Monday, June 6, 2011

Hillary Speech About Internet

[via YouTube]
“Think of all the ways in which people and organizations rely on confidential communications…businesses…journalists…retribution/exposure…the need for [confidentiality]…Wikileaks…government documents stolen…” At this point, Hillary begins to make a very strategically specific case, a case tailored to her specific interests.  There is a completely different direction in which she could have gone.
    I would simply suggest we look at all the instances of confidentiality and try to eliminate whatever can be eliminated. Hillary covers this too. At lease she seems to, but in every case, she also backtracks and makes the case for less openness, not more openness, in a very crafted and targeted set of ideas.
    “confidentiality is essential…but of course governments also have a duty to be transparent [too]…we must be judicious about when we close our work off to the public…open to the people [too]…[much] government data [is] online…depends on maintaining a balance, between what’s public and what should and must remain out of the public domain…the scale must be…in favor of openness…”
At one point, she makes a strong case for free speech in general (24:27). She seems to continuously veer back and forth between the freedoms and the restrictions. She wants a general trend towards openness (yes; this is how she or Bill would be elected) “But, when it comes to online speech, the United States has chosen not to depart from our time-tested principles. We urge our people to speak with civility, to recognize the power and reach that their words can have…tragic examples of how online bullying can have…consequences…empowering people to make their own choices…we protect free speech with the force of law [she breaks her flow at this word and stumbles here], and we appeal to the force of reason to win out over hate…” Everything up until this point in the speech points to a kind of balancing act, which she contradicts with: “we do not have to choose among them: liberty and security, transparency and confidentiality, freedom of expression and tolerance – these all make up the foundation of a free, open and secure society as well as of a free, open and secure internet.” Sounds like a contradiction there, and at this point mention of control is dropped and only freedom is discussed. She then rejects the idea of partitioning, or of any kinds of “walls that divide the internet.”
     Here, my ideas seem to differ; my position is that we should divide the internet; I favor a division between a business and a non-business internet. This is what we should do. I do not know why, if there is “an economic internet and a social internet”, the internet itself would be prone to repression. The internet could be divided, and yet both parts could be free. Antagonism towards division per se is weird. The mere fact of division does not imply restriction of lack of freedom. The whole universe is divided between particulars and universals, anyways. The human race is, for example, divided between male and female. The French say, "vive le difference,” why does that become a problem? The fact of division does not imply some kind of problem – division exists for a reason. Why would the French say that?

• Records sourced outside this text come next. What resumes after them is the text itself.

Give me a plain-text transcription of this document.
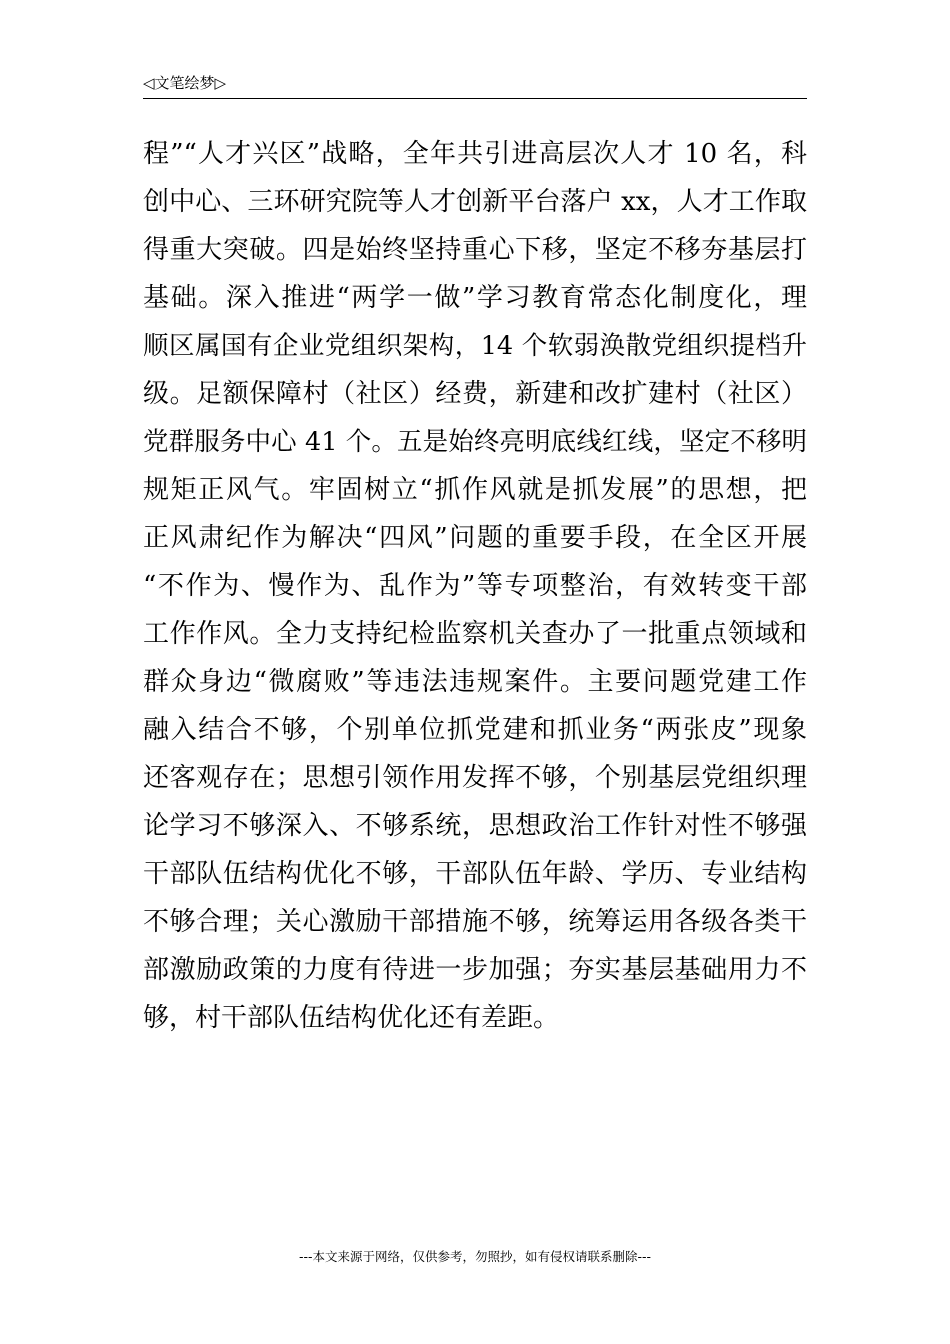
◁文笔绘梦▷
程”“人才兴区”战略，全年共引进高层次人才 10 名，科
创中心、三环研究院等人才创新平台落户 xx，人才工作取
得重大突破。四是始终坚持重心下移，坚定不移夯基层打
基础。深入推进“两学一做”学习教育常态化制度化，理
顺区属国有企业党组织架构，14 个软弱涣散党组织提档升
级。足额保障村（社区）经费，新建和改扩建村（社区）
党群服务中心 41 个。五是始终亮明底线红线，坚定不移明
规矩正风气。牢固树立“抓作风就是抓发展”的思想，把
正风肃纪作为解决“四风”问题的重要手段，在全区开展
“不作为、慢作为、乱作为”等专项整治，有效转变干部
工作作风。全力支持纪检监察机关查办了一批重点领域和
群众身边“微腐败”等违法违规案件。主要问题党建工作
融入结合不够，个别单位抓党建和抓业务“两张皮”现象
还客观存在；思想引领作用发挥不够，个别基层党组织理
论学习不够深入、不够系统，思想政治工作针对性不够强
干部队伍结构优化不够，干部队伍年龄、学历、专业结构
不够合理；关心激励干部措施不够，统筹运用各级各类干
部激励政策的力度有待进一步加强；夯实基层基础用力不
够，村干部队伍结构优化还有差距。
---本文来源于网络，仅供参考，勿照抄，如有侵权请联系删除---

     All you have to do is not overly repress either of the two divisions.  There are divisions, though. In the U.S. there is a huge division, between rural and urban; there is a division between rural persons, who tend to be conservatives, and urban professional persons who are many kinds of liberal. She is on very shaky ground here. She does not double back to the security concerns expressed at the beginning. The speech forgets that theme. So now, for a long stretch, the speech is completely for openness.  For this whole stretch she speaks only of “an open internet”, and “open societies”, etc. Suddenly she says “rule of law,” though. That implies the control factors. I thought she would start to double back to the security concerns again. She doesn't.
She speaks of all the “challenges we are facing,” how to “handle” things. “…corporate partners.” She wants to bring in the activists, the ngo’s. “Civil Society 2.0” She drops the anti-Wikileaks stuff; continually comes back to the theme of “openness” instead. ...“open internet…internet freedom isn’t about any one particular activity online. It’s about assuring that the internet remains a space…we want to keep the internet open”
Here again is this generalized advocacy of openness, and also with an implication of no divisions to the openness. Then there is the word we." 
     The “we” here indicates a particular take on political freedoms – that they come from the government. The “we” is the government. She speaks of “defending the space in which all these things occur.” “This is one of the grand challenges of our time.” Grander yet would be to create a space that includes the phenomena of division, better reflecting the reality of the way the world really is, for it is a world where a lot of people disagree.